Learn How to Make Falafel. Who needs take out when you can make a delicious Falafel at home? Simple and flavorful!!
Today feels like it’s Thursday; not Wednesday. I guess I’m a little confused because Monday we were off so my whole schedule got messed up. As I mentioned in my last post my mom arrived safe and sound. For my mom, the journey here was close to a marathon. She was so happy when she saw her grandkids and the new grand grandkid that she said it was all worth it. Understandably she needs some days to recover but at least she’s here and we couldn’t be happier.
I told you I was planning on publishing this recipe a few days ago when I shared my flatbread recipe… so drumroll, please!! FALAFEL. YAY. I’ve been dying to share this with you for AGES!!.
Believe it or not, these are so easy to make that you can barely call it a recipe.

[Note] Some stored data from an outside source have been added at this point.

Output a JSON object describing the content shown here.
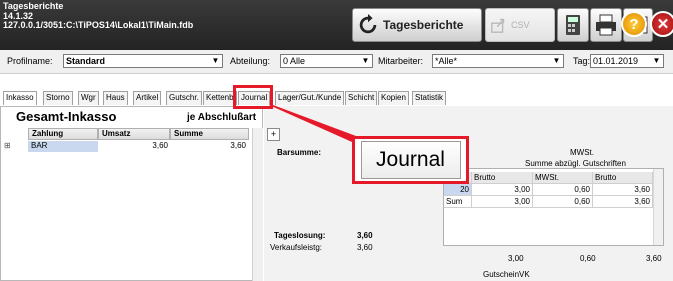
{
  "titlebar": {
    "line1": "Tagesberichte",
    "line2": "14.1.32",
    "line3": "127.0.0.1/3051:C:\\TiPOS14\\Lokal1\\TiMain.fdb"
  },
  "toolbar": {
    "report_label": "Tagesberichte",
    "export_label": "CSV"
  },
  "filters": {
    "profil_label": "Profilname:",
    "profil_value": "Standard",
    "abteilung_label": "Abteilung:",
    "abteilung_value": "0 Alle",
    "mitarbeiter_label": "Mitarbeiter:",
    "mitarbeiter_value": "*Alle*",
    "tag_label": "Tag:",
    "tag_value": "01.01.2019"
  },
  "tabs": [
    "Inkasso",
    "Storno",
    "Wgr",
    "Haus",
    "Artikel",
    "Gutschr.",
    "Kettenb",
    "Journal",
    "Lager/Gut./Kunde",
    "Schicht",
    "Kopien",
    "Statistik"
  ],
  "left": {
    "title": "Gesamt-Inkasso",
    "subtitle": "je Abschlußart",
    "columns": [
      "Zahlung",
      "Umsatz",
      "Summe"
    ],
    "row": {
      "expander": "⊞",
      "zahlung": "BAR",
      "umsatz": "3,60",
      "summe": "3,60"
    }
  },
  "right": {
    "plus": "+",
    "barsumme_label": "Barsumme:",
    "mwst_title": "MWSt.",
    "mwst_subtitle": "Summe abzügl. Gutschriften",
    "grid_headers": [
      "",
      "Brutto",
      "MWSt.",
      "Brutto"
    ],
    "grid_rows": [
      [
        "20",
        "3,00",
        "0,60",
        "3,60"
      ],
      [
        "Sum",
        "3,00",
        "0,60",
        "3,60"
      ]
    ],
    "tageslosung_label": "Tageslosung:",
    "tageslosung_value": "3,60",
    "verkaufsleistg_label": "Verkaufsleistg:",
    "verkaufsleistg_value": "3,60",
    "totals": [
      "3,00",
      "0,60",
      "3,60"
    ],
    "gutschein_label": "GutscheinVK"
  },
  "callout": {
    "label": "Journal"
  },
  "colors": {
    "highlight": "#e6192a",
    "selected_cell": "#c9d8ee"
  }
}
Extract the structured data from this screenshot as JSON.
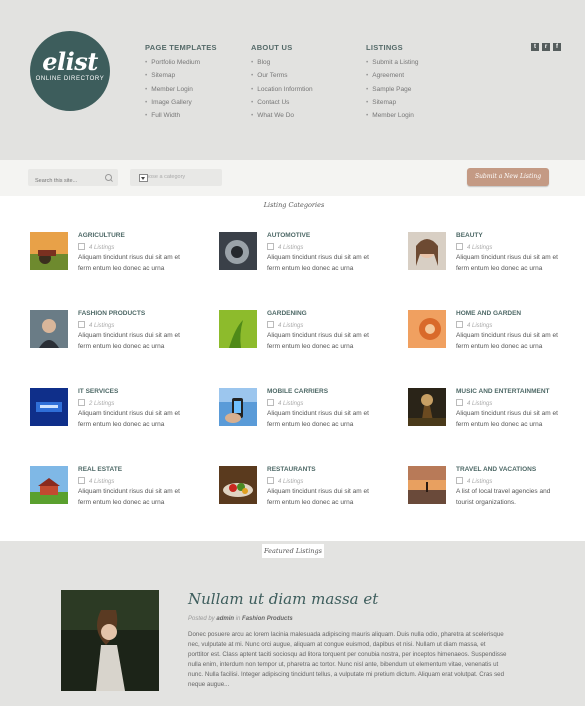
{
  "logo": {
    "title": "elist",
    "subtitle": "ONLINE DIRECTORY"
  },
  "nav": {
    "columns": [
      {
        "heading": "PAGE TEMPLATES",
        "items": [
          "Portfolio Medium",
          "Sitemap",
          "Member Login",
          "Image Gallery",
          "Full Width"
        ]
      },
      {
        "heading": "ABOUT US",
        "items": [
          "Blog",
          "Our Terms",
          "Location Informtion",
          "Contact Us",
          "What We Do"
        ]
      },
      {
        "heading": "LISTINGS",
        "items": [
          "Submit a Listing",
          "Agreement",
          "Sample Page",
          "Sitemap",
          "Member Login"
        ]
      }
    ]
  },
  "social": [
    {
      "icon": "twitter-icon",
      "glyph": "t"
    },
    {
      "icon": "rss-icon",
      "glyph": "r"
    },
    {
      "icon": "facebook-icon",
      "glyph": "f"
    }
  ],
  "toolbar": {
    "search_placeholder": "Search this site...",
    "category_placeholder": "Choose a category",
    "submit_label": "Submit a New Listing"
  },
  "categories_heading": "Listing Categories",
  "categories": [
    {
      "title": "AGRICULTURE",
      "count": "4 Listings",
      "desc": "Aliquam tincidunt risus dui sit am et ferm entum leo donec ac urna"
    },
    {
      "title": "AUTOMOTIVE",
      "count": "4 Listings",
      "desc": "Aliquam tincidunt risus dui sit am et ferm entum leo donec ac urna"
    },
    {
      "title": "BEAUTY",
      "count": "4 Listings",
      "desc": "Aliquam tincidunt risus dui sit am et ferm entum leo donec ac urna"
    },
    {
      "title": "FASHION PRODUCTS",
      "count": "4 Listings",
      "desc": "Aliquam tincidunt risus dui sit am et ferm entum leo donec ac urna"
    },
    {
      "title": "GARDENING",
      "count": "4 Listings",
      "desc": "Aliquam tincidunt risus dui sit am et ferm entum leo donec ac urna"
    },
    {
      "title": "HOME AND GARDEN",
      "count": "4 Listings",
      "desc": "Aliquam tincidunt risus dui sit am et ferm entum leo donec ac urna"
    },
    {
      "title": "IT SERVICES",
      "count": "2 Listings",
      "desc": "Aliquam tincidunt risus dui sit am et ferm entum leo donec ac urna"
    },
    {
      "title": "MOBILE CARRIERS",
      "count": "4 Listings",
      "desc": "Aliquam tincidunt risus dui sit am et ferm entum leo donec ac urna"
    },
    {
      "title": "MUSIC AND ENTERTAINMENT",
      "count": "4 Listings",
      "desc": "Aliquam tincidunt risus dui sit am et ferm entum leo donec ac urna"
    },
    {
      "title": "REAL ESTATE",
      "count": "4 Listings",
      "desc": "Aliquam tincidunt risus dui sit am et ferm entum leo donec ac urna"
    },
    {
      "title": "RESTAURANTS",
      "count": "4 Listings",
      "desc": "Aliquam tincidunt risus dui sit am et ferm entum leo donec ac urna"
    },
    {
      "title": "TRAVEL AND VACATIONS",
      "count": "4 Listings",
      "desc": "A list of local travel agencies and tourist organizations."
    }
  ],
  "featured_heading": "Featured Listings",
  "featured": {
    "title": "Nullam ut diam massa et",
    "meta_prefix": "Posted by",
    "author": "admin",
    "meta_in": "in",
    "category": "Fashion Products",
    "body": "Donec posuere arcu ac lorem lacinia malesuada adipiscing mauris aliquam. Duis nulla odio, pharetra at scelerisque nec, vulputate at mi. Nunc orci augue, aliquam at congue euismod, dapibus et nisi. Nullam ut diam massa, et porttitor est. Class aptent taciti sociosqu ad litora torquent per conubia nostra, per inceptos himenaeos. Suspendisse nulla enim, interdum non tempor ut, pharetra ac tortor. Nunc nisl ante, bibendum ut elementum vitae, venenatis ut nunc. Nulla facilisi. Integer adipiscing tincidunt tellus, a vulputate mi pretium dictum. Aliquam erat volutpat. Cras sed neque augue..."
  },
  "colors": {
    "accent": "#3d5d5c",
    "button": "#c49a84",
    "page_bg": "#e6e6e4"
  }
}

Basically, you throw everything in the food processor, process, and it’s ready to cook. No fuss, no mess. This is the kind of recipe I ❤.

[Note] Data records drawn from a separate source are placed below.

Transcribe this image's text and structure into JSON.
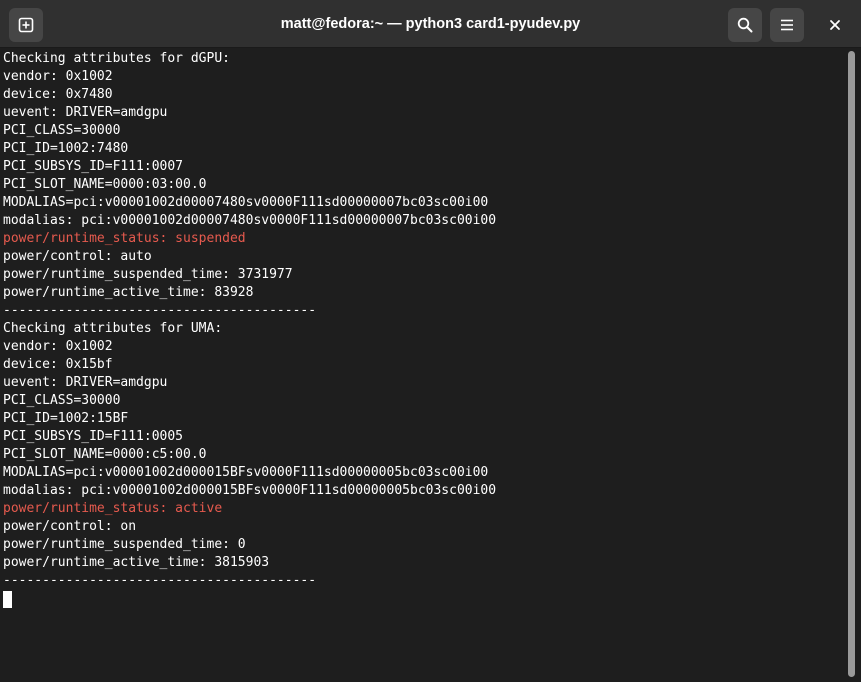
{
  "window": {
    "title": "matt@fedora:~ — python3 card1-pyudev.py"
  },
  "header": {
    "new_tab_icon": "plus-square-icon",
    "search_icon": "search-icon",
    "menu_icon": "hamburger-menu-icon",
    "close_icon": "close-icon"
  },
  "colors": {
    "text": "#ffffff",
    "highlight": "#e65a4e",
    "background": "#1e1e1e",
    "titlebar": "#303030"
  },
  "terminal": {
    "lines": [
      "Checking attributes for dGPU:",
      "vendor: 0x1002",
      "device: 0x7480",
      "uevent: DRIVER=amdgpu",
      "PCI_CLASS=30000",
      "PCI_ID=1002:7480",
      "PCI_SUBSYS_ID=F111:0007",
      "PCI_SLOT_NAME=0000:03:00.0",
      "MODALIAS=pci:v00001002d00007480sv0000F111sd00000007bc03sc00i00",
      "modalias: pci:v00001002d00007480sv0000F111sd00000007bc03sc00i00",
      "power/runtime_status: suspended",
      "power/control: auto",
      "power/runtime_suspended_time: 3731977",
      "power/runtime_active_time: 83928",
      "----------------------------------------",
      "Checking attributes for UMA:",
      "vendor: 0x1002",
      "device: 0x15bf",
      "uevent: DRIVER=amdgpu",
      "PCI_CLASS=30000",
      "PCI_ID=1002:15BF",
      "PCI_SUBSYS_ID=F111:0005",
      "PCI_SLOT_NAME=0000:c5:00.0",
      "MODALIAS=pci:v00001002d000015BFsv0000F111sd00000005bc03sc00i00",
      "modalias: pci:v00001002d000015BFsv0000F111sd00000005bc03sc00i00",
      "power/runtime_status: active",
      "power/control: on",
      "power/runtime_suspended_time: 0",
      "power/runtime_active_time: 3815903",
      "----------------------------------------"
    ]
  }
}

The traditional falafel is made with dry chickpeas that have to be soaked in water for many many hours. To save time I used canned chickpeas for my recipe. It’s a great shortcut because this way you can make this anytime you want. Believe me, once you try them you’ll want to make them very often.
You can make these Falafels put them in a Ziploc bag and freeze for later use. For a healthy version, you can also cook these in the oven. They don’t turn out as crispy as the fried version, but if you are watching your diet, this is a great option so you don’t feel limited. Not to mention that they are VEGAN so they are also wonderful for a meatless meal.
I love to have them ready in my refrigerator for an easy and quick lunch. I just put them inside of a flatbread with some greens, tomatoes, and yogurt sauce. Voila… lunch is served!!
- 1 (15 oz) can chickpeas, rinsed, drained and patted dry
- 1 tablespoon tahini paste
- 1/3 cup flat-leaf parsley leaves, stems removed
- 1/4 cup fresh cilantro leaves, stems removed
- 1 tablespoon fresh dill, stems removed
- 4 cloves garlic, minced
- 2 shallots, chopped
- 2 teaspoons finely grated lime rind
- 1/4 cup self-raising flour
- 1 1/2 teaspoon cumin, or more to taste
- 1/4 teaspoon salt (I used sea salt)
- 1/4 teaspoon cracked black pepper, or more to taste
- 1/2 cup sesame seeds
Place the chickpeas, tahini, parsley, cilantro, dill, garlic, shallots, lime rind, flour, cumin, salt, and black pepper in a food processor and process until just combined.
Roll tablespoons of the mixture into balls, flatten slightly and roll in the sesame seeds.
Fill half-full a medium, deep saucepan with oil and place over medium heat until the temperature reaches 320°F on a deep-frying thermometer. Cook the falafels, in batches, for 2–3 minutes or until crunchy and golden. Drain on paper towel.
Serve with flatbread, greens, tomatoes and yogurt sauce.